From Disney Style

Well, well… are you ready for the ultimate, villainous Halloween DIY? One of our extremely talented designers recreated Maleficent’s iconic horns to be the finishing touch for a Mistress of All Evil Costume. This is a pretty advance sewing task, but if you’re up to the challenge, we’ve got the detailed instructions below:


Scrap Patterning Fabric
Black Fabric
Black Thread
Duct Tape
Aluminum Foil
Paper Cups
Measuring Tape
Pliers/Wire Cutters
Sewing Machine
Fabric chalk/pencil


To prepare, take the following initial measurements:

Forehead to nape of neck
Crown of head to chin
Length of neck
Circumference of neck
Width of Paper cups

Structure of the Horns


For the horns, decide where you want the paper cups (which are the base of each horn) to rest on the headband. Then measure how long you want your horns to be, keeping in mind the curves. Cut the wire to this length.


Poke a hole in the center of the paper cup for the wire to go through. Then, loop the wire around the headband, using pliers to tighten it. Thread the wire through each cup and loop the tips.


Bend each wire to your desired horn shape. Finally, ductape the cups to the headband for extra reinforcement.


Using aluminum foil, wrap pieces around your horn skeleton to build up the desired shape and thickness and duct tape around it to keep it in place. Repeat for the other horn.

Covering the Horns


The fabric covering consists of several strips of black fabric wrapped around the horn.  We recommend 4-5 strips in order for the fabric to mimic the shape of the horn, depending on how tall you want each strip to be. The strips closer to the base will have a curved bottom and slanted side, the ones the middle will be a little straighter, and the top piece is a triangle.

Here’s the tricky part:


Fold the fabric in half on top and use your measurements to plot out the shape you need to cut.

Fold again so the right side is facing out. Do this for all strips except the top triangle, which will be sewed inside out and flipped out later.


Fold the edges of the bottom-most strip under and sew a seam. Attach the second piece to the bottom piece, and then attach the middle two pieces.

Step20-2You should now have two pieces, plus that top triangle—sew the sides of each together, making sure the side you want visible is on the inside. Flip the pieces inside out.


Sew the triangle’s side up, and flip it out as well. Pull the sections of the horn wrapping on, starting from the top and working your way to the bottom.  Repeat on the other horn.


Creating the Skullcap

Pro tip: take the time to test out your measurements on some scrap fabric, to make sure the pattern is fitted to your head and not too big or too small.


Using the shape of a generic skull cap (one strip down the middle and two curved pieces on either side) and your measurements, draw out the basic shape.


Leave enough fabric on the edges (about a quarter to a half inch) to allow for seams and hems on your headpiece and plot out the holes for the horns to poke through.


You will need two of each piece, so fold your black fabric in half, ‘wrong’ side out, and transfer your pattern to it.

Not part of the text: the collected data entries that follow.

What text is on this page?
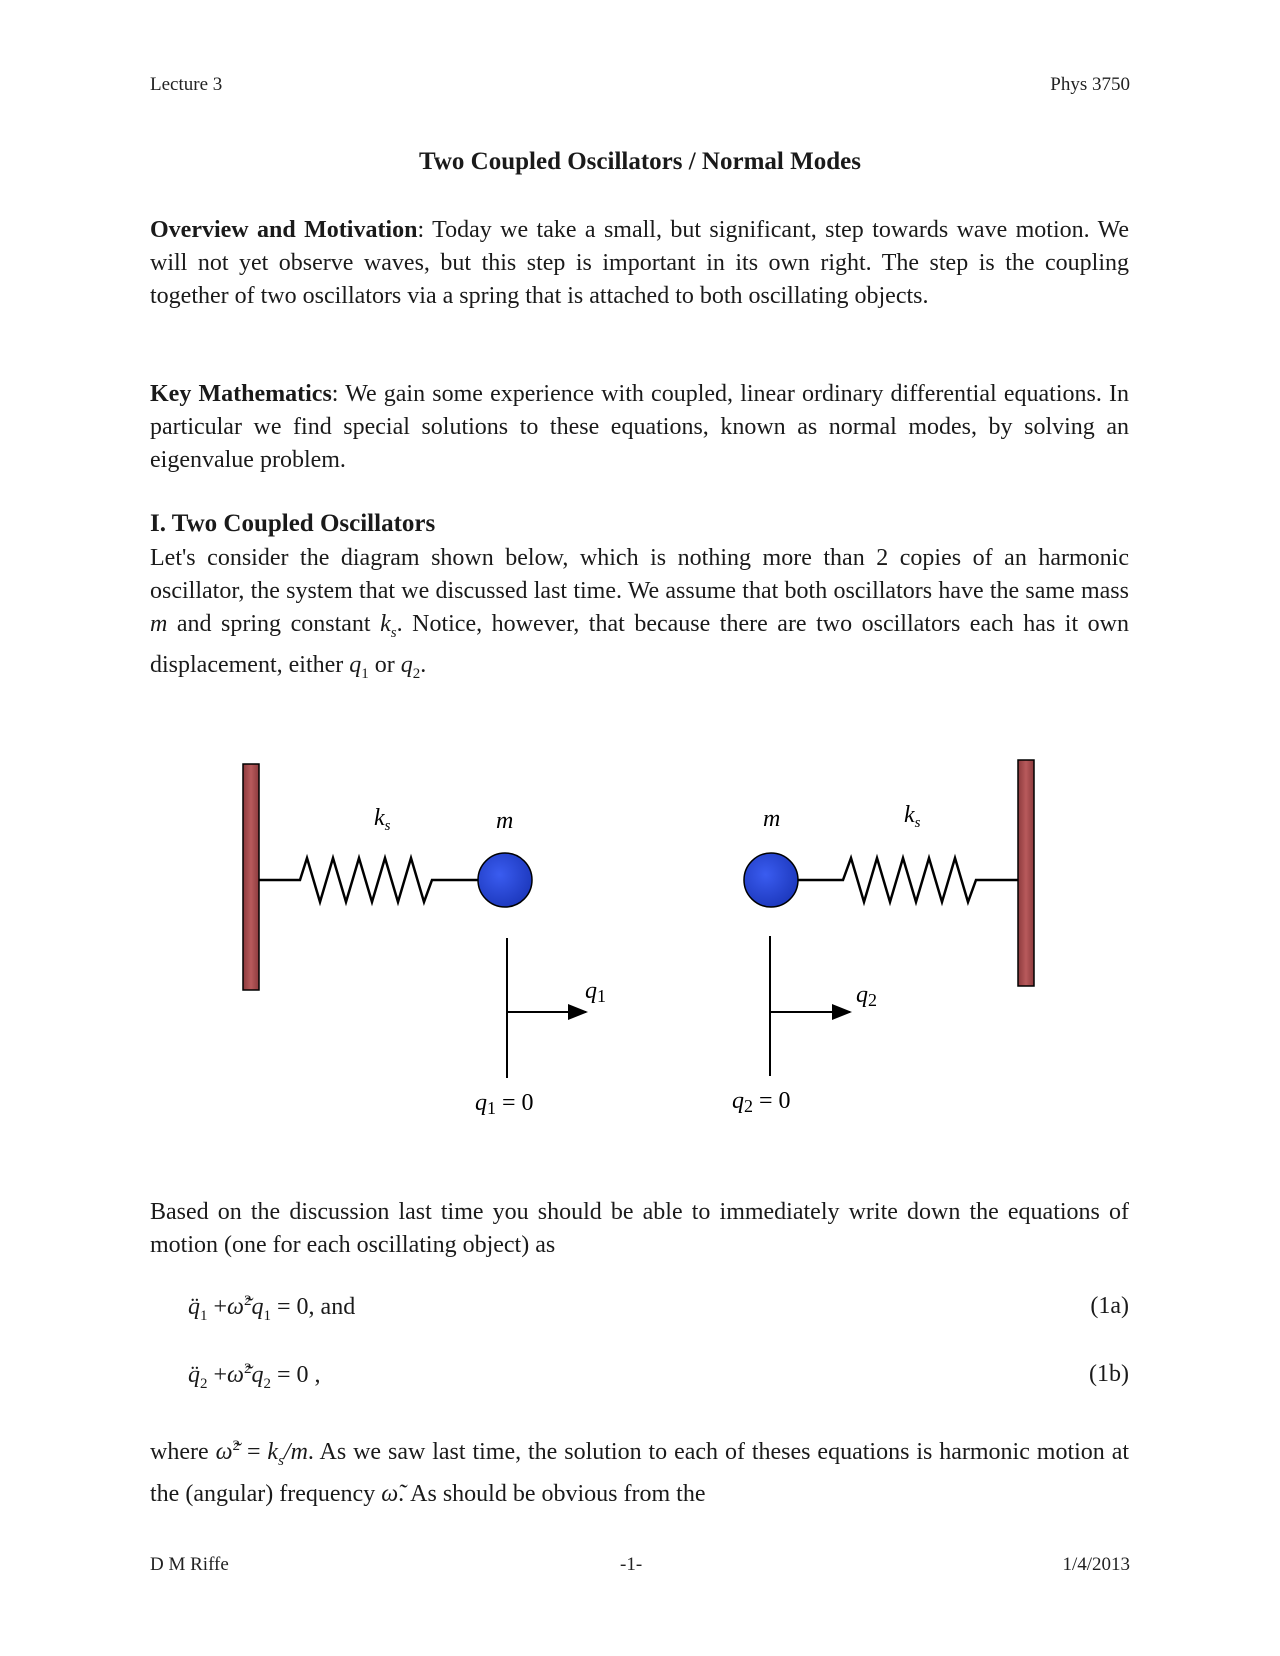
Lecture 3	Phys 3750
Two Coupled Oscillators / Normal Modes
Overview and Motivation: Today we take a small, but significant, step towards wave motion. We will not yet observe waves, but this step is important in its own right. The step is the coupling together of two oscillators via a spring that is attached to both oscillating objects.
Key Mathematics: We gain some experience with coupled, linear ordinary differential equations. In particular we find special solutions to these equations, known as normal modes, by solving an eigenvalue problem.
I. Two Coupled Oscillators
Let's consider the diagram shown below, which is nothing more than 2 copies of an harmonic oscillator, the system that we discussed last time. We assume that both oscillators have the same mass m and spring constant $k_s$. Notice, however, that because there are two oscillators each has it own displacement, either $q_1$ or $q_2$.
$k_s$	m
q1
q1 = 0
m	$k_s$
q2
q2 = 0
Based on the discussion last time you should be able to immediately write down the equations of motion (one for each oscillating object) as
$q̈_1$ $+\omegã^2q_1 = 0$, and	(1a)
$q̈_2$ $+\omegã^2q_2 = 0$ ,	(1b)
where ω̃$^2$ = $k_s/m$. As we saw last time, the solution to each of theses equations is harmonic motion at the (angular) frequency ω̃. As should be obvious from the
D M Riffe	-1-	1/4/2013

Pin the fabric down to make cutting easier, and snip out the pieces you’ll need.


Then, pin and sew (on the ‘wrong’ side, so when you fold it out, your edges will be hidden) the two pieces of the middle strip together, but stop about halfway back. You’ll be adding snaps to the back part later.


Pin and sew the seam in the middle of each side piece up—this curves the piece to your head more. Then, pin and sew the side pieces to the middle strip, taking care to line up the cut-outs for the horns. The point of the middle strip is the front of that piece, and the holes are the front side of the side pieces.


Hem the edges around the face and hem the circle openings.


Fold fabric in half and cut out two rectangular strips for the collar, using your neck circumference measurement. Fold edges in and sew a hem on the bottom piece, then attach to the top piece.


Attach the folded top of the collar to the base of the skullcap. It should stretch from one edge (where the snaps will go) to the other, with space in the middle for your chin to go.


Fold back edges of the collar over and hem.


Mark down where to put the snaps so the skullcap will lay flat in the back. Add snaps to close up the rest of the back of the skullcap.

Putting it all together


Put the headband with the horns on first. Carefully, squeeze the horns together and put the skullcap around it. Though they’re bendable, be careful not to break the headband! Pull skullcap down over your face and chin, then snap everything up in the back.